L'Église souffre avec le peuple ; l'Église, c'est le peuple qui souffre. Sans faire d'envolées mystiques, l'Église, c'est d'abord les chrétiens qui vivent ce temps dans l'espérance et la confiance en la présence de Dieu ; et puis ce sont ses représentants et ses « lieux » et moyens qui sont présents là où se trouve le peuple. On pourrait dire, sacrement de la présence de Dieu dans les lieux de vie.
Les gens ont besoin de quelqu’un pour maintenir vive l’espérance et sécher leurs larmes. Beaucoup recherchent des espaces pour continuer à invoquer le nom du Prince de la Paix. De nombreux groupes de prière, aussi bien de jeunes que d'adultes, sont nés et restent fidèles. Dans la maison salésienne de Kiev, ils ont effectué plus de mille jours de prière quotidienne à Marie Auxiliatrice, afin qu’elle protège les jeunes enrôlés et toutes les familles, et obtienne de Dieu le don de la victoire sur le mal et de la paix juste et durable. Mais pas seulement cela : il existe de nombreux groupes paroissiaux de « mères en prière », des groupes de pères appelés « Chevaliers de Colomb », des groupes de jeunes…
En ce qui concerne les bâtiments, l'Église a également subi de graves pertes. Il suffit de voir ici et là des églises détruites, des clochers effondrés, des monastères inutilisables ; mais plus important encore est la perte de personnes, de lieux possibles de rencontre, de prière, de régénération spirituelle qui étaient possibles dans ces bâtiments. Bien sûr, aucun évêque, prêtre ou religieux ne s’est enfui ; mais la vie de relation qui permettait d'élaborer ensemble la foi dans le quotidien chrétien, les moments de silence et de retraite, de prière, de réflexion, a été brisée. Le risque existe que la vie communautaire, qui rend possible la vie spirituelle, disparaisse.

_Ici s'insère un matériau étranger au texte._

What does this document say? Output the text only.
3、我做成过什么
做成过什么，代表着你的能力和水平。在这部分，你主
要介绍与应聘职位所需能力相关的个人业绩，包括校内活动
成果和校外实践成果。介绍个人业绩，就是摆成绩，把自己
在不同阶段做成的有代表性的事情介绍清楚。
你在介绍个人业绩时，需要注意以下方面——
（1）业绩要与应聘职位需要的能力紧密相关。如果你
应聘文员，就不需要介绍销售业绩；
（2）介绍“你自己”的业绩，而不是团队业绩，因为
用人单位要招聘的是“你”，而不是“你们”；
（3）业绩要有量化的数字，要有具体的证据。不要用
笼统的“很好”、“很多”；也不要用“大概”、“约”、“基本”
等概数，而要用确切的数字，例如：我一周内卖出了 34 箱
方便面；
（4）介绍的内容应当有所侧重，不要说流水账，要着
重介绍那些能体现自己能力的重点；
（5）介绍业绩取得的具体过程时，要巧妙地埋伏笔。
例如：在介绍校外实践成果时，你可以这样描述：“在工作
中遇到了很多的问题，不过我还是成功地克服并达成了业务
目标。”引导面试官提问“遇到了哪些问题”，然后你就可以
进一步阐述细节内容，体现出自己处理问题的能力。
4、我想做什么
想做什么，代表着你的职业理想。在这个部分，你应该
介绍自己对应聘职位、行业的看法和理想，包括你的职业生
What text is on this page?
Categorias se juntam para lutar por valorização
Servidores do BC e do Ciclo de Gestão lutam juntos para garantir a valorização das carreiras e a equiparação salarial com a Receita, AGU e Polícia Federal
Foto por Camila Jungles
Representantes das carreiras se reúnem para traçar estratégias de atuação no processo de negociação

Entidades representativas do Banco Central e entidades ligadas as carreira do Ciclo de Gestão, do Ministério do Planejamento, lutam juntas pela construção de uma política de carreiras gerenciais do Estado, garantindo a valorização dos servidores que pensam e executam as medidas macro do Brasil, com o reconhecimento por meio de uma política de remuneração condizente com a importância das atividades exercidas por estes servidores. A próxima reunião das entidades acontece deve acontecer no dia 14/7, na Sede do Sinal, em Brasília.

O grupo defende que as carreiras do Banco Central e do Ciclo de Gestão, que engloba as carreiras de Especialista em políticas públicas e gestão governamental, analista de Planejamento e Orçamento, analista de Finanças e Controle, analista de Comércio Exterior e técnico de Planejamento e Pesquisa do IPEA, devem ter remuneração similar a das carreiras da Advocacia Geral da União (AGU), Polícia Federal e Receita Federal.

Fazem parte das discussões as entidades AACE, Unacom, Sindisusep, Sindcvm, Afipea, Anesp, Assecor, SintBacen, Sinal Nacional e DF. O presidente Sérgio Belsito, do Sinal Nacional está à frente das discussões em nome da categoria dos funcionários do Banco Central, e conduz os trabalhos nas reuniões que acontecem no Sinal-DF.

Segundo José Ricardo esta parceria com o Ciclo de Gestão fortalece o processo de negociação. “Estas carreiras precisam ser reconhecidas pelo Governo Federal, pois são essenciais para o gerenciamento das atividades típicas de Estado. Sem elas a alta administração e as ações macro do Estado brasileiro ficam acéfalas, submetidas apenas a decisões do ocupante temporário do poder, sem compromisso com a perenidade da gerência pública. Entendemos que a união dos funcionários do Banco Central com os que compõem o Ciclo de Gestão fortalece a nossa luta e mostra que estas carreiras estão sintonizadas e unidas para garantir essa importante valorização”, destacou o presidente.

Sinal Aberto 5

L'église est devenue un hôpital de campagne. Non seulement dans le sens métaphorique dans lequel le Pape François l’a dit, mais souvent aussi dans un sens réel. Les gens y ont trouvé un refuge sûr, des soins pour le corps et l'âme, un soutien dans le désespoir, un rafraîchissement dans la fatigue.
À ce stade, l'Église s'est véritablement faite chair, elle s'est rendue présente, allant vers, étant avec, cherchant, creusant même avec ses mains pour aider les gens. Et les prêtres sont présents comme un tissu pour la vie déchirée du peuple : les sacrements comme et où ils peuvent, la parole, la présence, l'écoute, la prière, la présence de Dieu. Bien sûr, le temps et la disponibilité à l'écoute, à l'aide, à la présence pourraient même suffire, comme sentiment de proximité et de solidarité humaine. Mais nous savons que de cette manière nous faisons aussi de l'évangélisation et annonçons Jésus dans ce vacarme et dans ces ruines, afin que les ruines de briques et de structures ne deviennent pas des ruines de personnes et de la structure même de la vie chrétienne.
Parfois j’ai pensé : les camions d'aide sont plus utiles en ce moment (et parfois j’ai même pensé aux armes) ... Mais ce n'est pas le cas. Le prêtre, l'Église, doivent offrir et rendre présent ce qui ne peut jamais manquer, si l'on veut encore vivre dignement. Le secours et l'arme de défense la plus puissante contre le mal reste toujours Dieu. Même et surtout pour les enfants et les jeunes. Si l’Église manquait dans cet être-là, dans ce rêve de début de reconstruction, nous perdrions non seulement l’avenir, mais pire encore l’âme elle-même.
Si la fécondité de l'Église se manifeste avant tout dans les vocations, eh bien, nous avons eu huit jeunes qui ont commencé leur chemin au Séminaire, et l'ordination de quatre diacres, qui ont mûri leur choix dans cette période tragique, où peut-être ils ont découvert un appel différent, ils ont écouté une voix différente qui devient pour tous un signe d'espérance.